Who each is best for

CONY: Investors with very high risk tolerance and a 1–2 year time horizon who understand crypto volatility and are willing to sacrifice upside potential (and possibly principal) for weekly cash flow; best held in taxable accounts where weekly distributions don't trigger rebalancing costs in retirement accounts.
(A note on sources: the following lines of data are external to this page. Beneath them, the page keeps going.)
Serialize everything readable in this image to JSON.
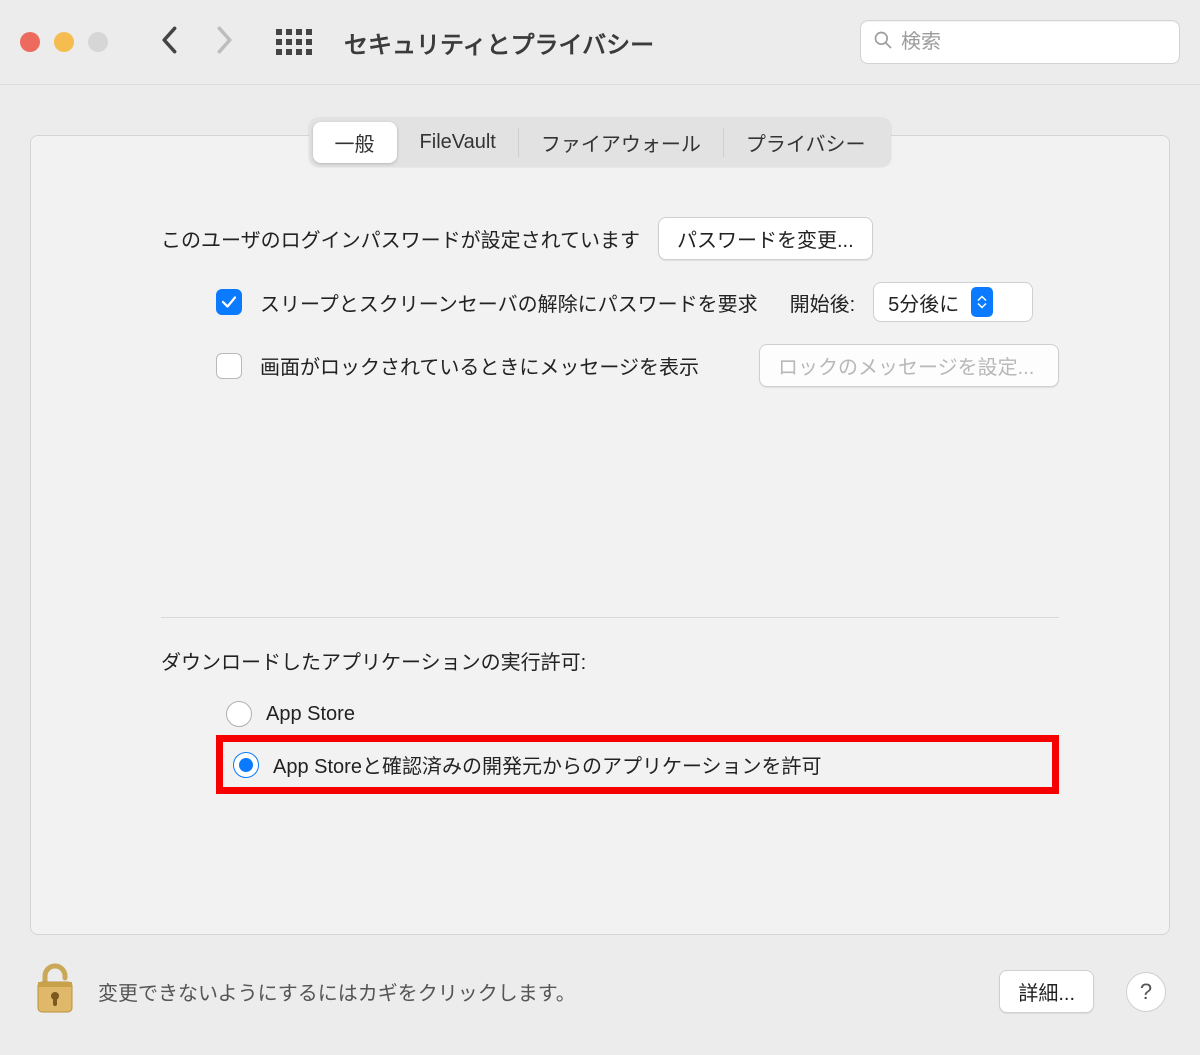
{
  "header": {
    "title": "セキュリティとプライバシー",
    "search_placeholder": "検索"
  },
  "tabs": [
    {
      "label": "一般",
      "active": true
    },
    {
      "label": "FileVault",
      "active": false
    },
    {
      "label": "ファイアウォール",
      "active": false
    },
    {
      "label": "プライバシー",
      "active": false
    }
  ],
  "general": {
    "password_set_text": "このユーザのログインパスワードが設定されています",
    "change_password_button": "パスワードを変更...",
    "require_pw_checkbox": {
      "checked": true,
      "label": "スリープとスクリーンセーバの解除にパスワードを要求",
      "after_label": "開始後:",
      "select_value": "5分後に"
    },
    "lock_message_checkbox": {
      "checked": false,
      "label": "画面がロックされているときにメッセージを表示",
      "set_message_button": "ロックのメッセージを設定...",
      "set_message_disabled": true
    },
    "allow_apps_title": "ダウンロードしたアプリケーションの実行許可:",
    "allow_apps_options": [
      {
        "label": "App Store",
        "selected": false
      },
      {
        "label": "App Storeと確認済みの開発元からのアプリケーションを許可",
        "selected": true,
        "highlighted": true
      }
    ]
  },
  "footer": {
    "lock_text": "変更できないようにするにはカギをクリックします。",
    "details_button": "詳細...",
    "help": "?"
  },
  "colors": {
    "accent": "#0a7aff",
    "highlight": "#f60000"
  }
}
TSLY: Income-focused investors seeking high yield without crypto exposure, with moderate-to-high risk tolerance and a 2–3 year horizon; also suitable for taxable accounts, though the lower distribution rate and larger AUM suggest less near-term closure risk.

Key risks to know

  • NAV erosion. CONY's 70.6% distribution rate implies that roughly 70% of the fund's value is paid out annually, requiring constant capital appreciation from COIN or return-of-capital treatment to sustain. A prolonged decline in Coinbase stock could force the fund to pay distributions from principal.
  • Covered-call cap. Both funds cap upside by selling calls; if COIN or TSLA rallies sharply, shareholders miss gains beyond the strike price. For a growth stock like COIN, this is a material structural drag.
  • Concentration and single-asset risk. Holding only Coinbase or Tesla means you're not diversified; if your underlying holding faces regulatory action, earnings miss, or sector headwind, the fund has no buffer.
  • Volatility mismatch. CONY's beta of 0.0 despite COIN's wild price swings suggests pricing or calculation lag; options pricing may not keep pace with real volatility, leaving the fund exposed to realized-versus-implied volatility gaps.
  • Expense ratio drag at high yields. The 1.04–1.07% fee is substantial relative to TSLY's 44.8% yield, and especially steep for CONY's 70.6% target, compressing the net return investors actually keep.

Bottom line

If you need maximum current income and can tolerate crypto volatility and near-certain principal erosion over 2+ years, CONY's 70% yield is unmatched. If you want high yield with lower NAV-erosion risk and a more established underlying, TSLY's 45% yield and triple the AUM suggest a more durable product. Neither is a buy-and-hold; both require active monitoring of NAV and call-strike prices. Past distributions don't predict future results, and both funds' NAVs may decline materially if their underlying stocks fall.

AI-generated analysis for educational purposes only. Verify important details independently; past performance does not guarantee future results.